April 18, 2023 by Cynthia Macdonald

Floods, hurricanes, droughts and fires. A dramatic rise in sea levels and melting ice in the Arctic. Forced human migration; the destruction of oceanic and terrestrial ecosystems; the increasing disappearance of plant and animal species.

Climate change’s worst effects are no longer imagined, but very much with us. In 2015, signatories to the landmark Paris Agreement concurred that our best chance at stemming them was to reduce greenhouse gas emissions to zero by 2050.

Because most such emissions arise from the energy sector, the net zero vision includes a call to replace fossil fuels with renewable energy sources such as solar and wind along with energy storage solutions like batteries.

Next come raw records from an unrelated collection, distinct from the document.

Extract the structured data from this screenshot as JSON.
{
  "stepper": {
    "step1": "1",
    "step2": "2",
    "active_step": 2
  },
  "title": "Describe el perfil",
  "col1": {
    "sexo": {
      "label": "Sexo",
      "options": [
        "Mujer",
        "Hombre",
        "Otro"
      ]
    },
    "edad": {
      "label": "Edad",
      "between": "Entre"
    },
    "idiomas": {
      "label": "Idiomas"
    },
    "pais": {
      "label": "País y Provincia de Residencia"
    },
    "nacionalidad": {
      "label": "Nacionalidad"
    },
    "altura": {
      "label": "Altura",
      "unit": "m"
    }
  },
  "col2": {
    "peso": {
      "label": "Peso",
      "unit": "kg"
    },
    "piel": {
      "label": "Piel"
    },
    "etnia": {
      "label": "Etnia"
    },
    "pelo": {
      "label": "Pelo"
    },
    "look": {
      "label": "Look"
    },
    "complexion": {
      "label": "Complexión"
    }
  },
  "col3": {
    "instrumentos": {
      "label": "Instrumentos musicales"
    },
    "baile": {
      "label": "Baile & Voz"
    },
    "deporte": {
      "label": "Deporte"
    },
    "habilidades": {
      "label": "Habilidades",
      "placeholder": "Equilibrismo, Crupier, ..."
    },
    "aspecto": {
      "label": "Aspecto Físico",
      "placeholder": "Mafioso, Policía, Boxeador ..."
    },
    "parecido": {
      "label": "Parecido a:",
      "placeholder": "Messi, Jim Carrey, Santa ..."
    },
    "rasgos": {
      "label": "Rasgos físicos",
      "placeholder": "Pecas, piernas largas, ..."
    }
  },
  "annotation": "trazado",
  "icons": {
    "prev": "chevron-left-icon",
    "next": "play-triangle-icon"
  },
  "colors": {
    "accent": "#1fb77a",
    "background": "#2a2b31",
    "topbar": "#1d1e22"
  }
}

But Teresa Kramarz says that simply trading one palette of energy sources for another is no simple matter. Although it is imperative that we transition to renewable energy, she says, the way in which this transition takes place requires careful public scrutiny. That is because building solar panels, wind turbines and batteries require extensive mining of critical minerals like copper, nickel, cobalt and lithium. This growth in mining has social and environmental consequences — particularly for vulnerable communities and ecosystems from Canada’s northern peatlands to the forests of the Democratic Republic of Congo and Argentina’s salt flats.